Ever watch a student try to mix colors with ultramarine? Disastrous results. Nothing but mud.

Tinting with black.
This is a high form of working with black. One learns from experience what colors they’ll get when mixing black to tint or grey a color. I generally do that for inanimate objects, but it takes accurate observation to get that to work, and should only be used sparingly.

Want to capture the color for a gold ring in shadow? Mix ivory black into yellow ochre, or yellow cadmium. You’ll get close to capturing that slightly green gold reflection. Experiment with mixtures and see where they can be used before you throw them into a painting.

Mastering black will eventually allow one to use it in skin! But it’s a beast to learn and takes time. 

Avoiding black.
An artist can avoid using black all of their career. No problem. Some people paint in pastel colors, or bright primary colors. Love it. But that’s not exactly avoiding black. That’s using and expressing a different sensation of color, for a graphic or abstract effect. Painting natural things demands the use of very dark colors. Most dark colors take on the contrasting effect that black has.

Avoid it all you want, but painting nature, including people, will benefit from a masterful use of black.

Mixing black is still using black.
Some have said that they don’t use black paint. That they have thrown out their tubes of black. Then they proceed to say that they mix their blacks from other deep colors.

Mixing black or getting it from a tube is still using black. (insert break here.)

Add color for a better black.
Yes, mix a rich black from other deep colors. It’s a good practice.
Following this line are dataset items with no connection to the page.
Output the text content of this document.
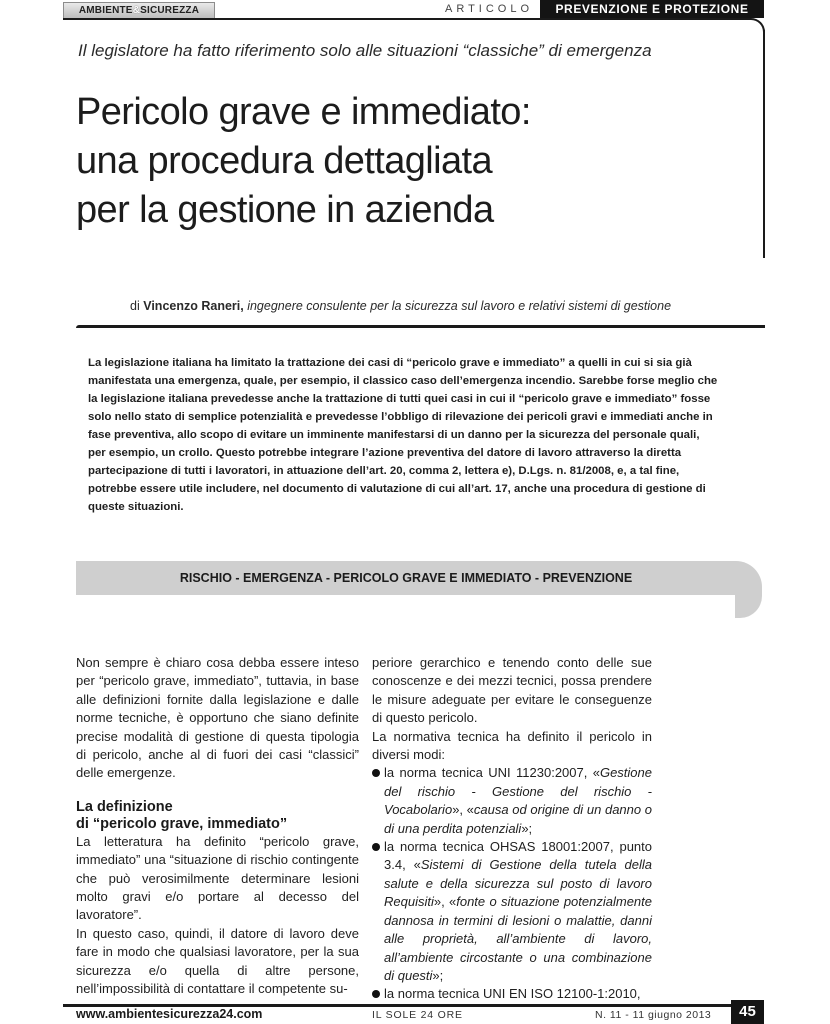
AMBIENTE&SICUREZZA	ARTICOLO	PREVENZIONE E PROTEZIONE
Il legislatore ha fatto riferimento solo alle situazioni “classiche” di emergenza
Pericolo grave e immediato:
una procedura dettagliata
per la gestione in azienda
di Vincenzo Raneri, ingegnere consulente per la sicurezza sul lavoro e relativi sistemi di gestione
La legislazione italiana ha limitato la trattazione dei casi di “pericolo grave e immediato” a quelli in cui si sia già
manifestata una emergenza, quale, per esempio, il classico caso dell’emergenza incendio. Sarebbe forse meglio che
la legislazione italiana prevedesse anche la trattazione di tutti quei casi in cui il “pericolo grave e immediato” fosse
solo nello stato di semplice potenzialità e prevedesse l’obbligo di rilevazione dei pericoli gravi e immediati anche in
fase preventiva, allo scopo di evitare un imminente manifestarsi di un danno per la sicurezza del personale quali,
per esempio, un crollo. Questo potrebbe integrare l’azione preventiva del datore di lavoro attraverso la diretta
partecipazione di tutti i lavoratori, in attuazione dell’art. 20, comma 2, lettera e), D.Lgs. n. 81/2008, e, a tal fine,
potrebbe essere utile includere, nel documento di valutazione di cui all’art. 17, anche una procedura di gestione di
queste situazioni.
RISCHIO - EMERGENZA - PERICOLO GRAVE E IMMEDIATO - PREVENZIONE

Non sempre è chiaro cosa debba essere inteso per “pericolo grave, immediato”, tuttavia, in base alle definizioni fornite dalla legislazione e dalle norme tecniche, è opportuno che siano definite precise modalità di gestione di questa tipologia di pericolo, anche al di fuori dei casi “classici” delle emergenze.

La definizione
di “pericolo grave, immediato”

La letteratura ha definito “pericolo grave, immediato” una “situazione di rischio contingente che può verosimilmente determinare lesioni molto gravi e/o portare al decesso del lavoratore”.

In questo caso, quindi, il datore di lavoro deve fare in modo che qualsiasi lavoratore, per la sua sicurezza e/o quella di altre persone, nell’impossibilità di contattare il competente su-

periore gerarchico e tenendo conto delle sue conoscenze e dei mezzi tecnici, possa prendere le misure adeguate per evitare le conseguenze di questo pericolo.

La normativa tecnica ha definito il pericolo in diversi modi:

la norma tecnica UNI 11230:2007, «Gestione del rischio - Gestione del rischio - Vocabolario», «causa od origine di un danno o di una perdita potenziali»;
la norma tecnica OHSAS 18001:2007, punto 3.4, «Sistemi di Gestione della tutela della salute e della sicurezza sul posto di lavoro Requisiti», «fonte o situazione potenzialmente dannosa in termini di lesioni o malattie, danni alle proprietà, all’ambiente di lavoro, all’ambiente circostante o una combinazione di questi»;
la norma tecnica UNI EN ISO 12100-1:2010,
www.ambientesicurezza24.com	IL SOLE 24 ORE	N. 11 - 11 giugno 2013	45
But I also don’t use black without mixing transparent colors into it to achieve magnificent depth to the black. Alizarin crimson, ultramarine, dioxazine purple, permanent green, earth reds, burnt umber. Depends on the effect one wants to achieve. As with other colors, you can have warm blacks, or ice-cold chilly blacks. Depends.

Learn when to use it.
When a painting has lost it’s pop, and many times, it’s definition, it suffers from a lack of contrast in the focus of the painting. Deep, rich values can enliven a flat piece of pasty painting. Sometimes, a nice black can bring it back from the brink, but a little goes a long way. Pick and choose where to place it. No, not straight from the tube. Work with me.

Building excitement.
Big, bold passages of dark colors, even straight black, can be exciting to encounter. When someone can use black to it’s ultimate strength, give it character and meaning, drive depth into a scene with it’s contrast power, the viewer feels the emotion very quickly.

Use it poorly, or overwhelm the piece, and a painting can just as easily shove a viewer away. Currently, many digital paintings suffer from too much black in the shadows.

Asian painters a thousand years ago preferred to paint scenes, landscapes, nature, in black and white. The painting was a suggestion of nature. The observer was expected to see the color in their minds. They felt this allowed them to get closer to the essence of color.

Paintings are not reality. They are representations, interpretations of things that are real. They are illusions to illicit a response in the viewer. You have only to get the observer to feel reality, not duplicate vision or photography.

A painter learns to use black by studying and practicing black and white painting. Or brush and ink. Pen and ink. Line work. Calligraphy. Charcoal drawings. It’s all related.

Using black as focus.
Control where the viewer looks in a painting by using contrast built from values. Contrasting values. Our eyes go to the sharpest lines, the sharpest edges, the sharpest contrasts, first. Use that to rhythmically move the viewer around the canvas. A few strategic (repeat: strategic) strokes or passages of black can add life to a painting.

Study how well an artist uses black in their work. Use the best examples as training for your future mastery of this amazing color.

Don’t avoid it. Embrace it and learn.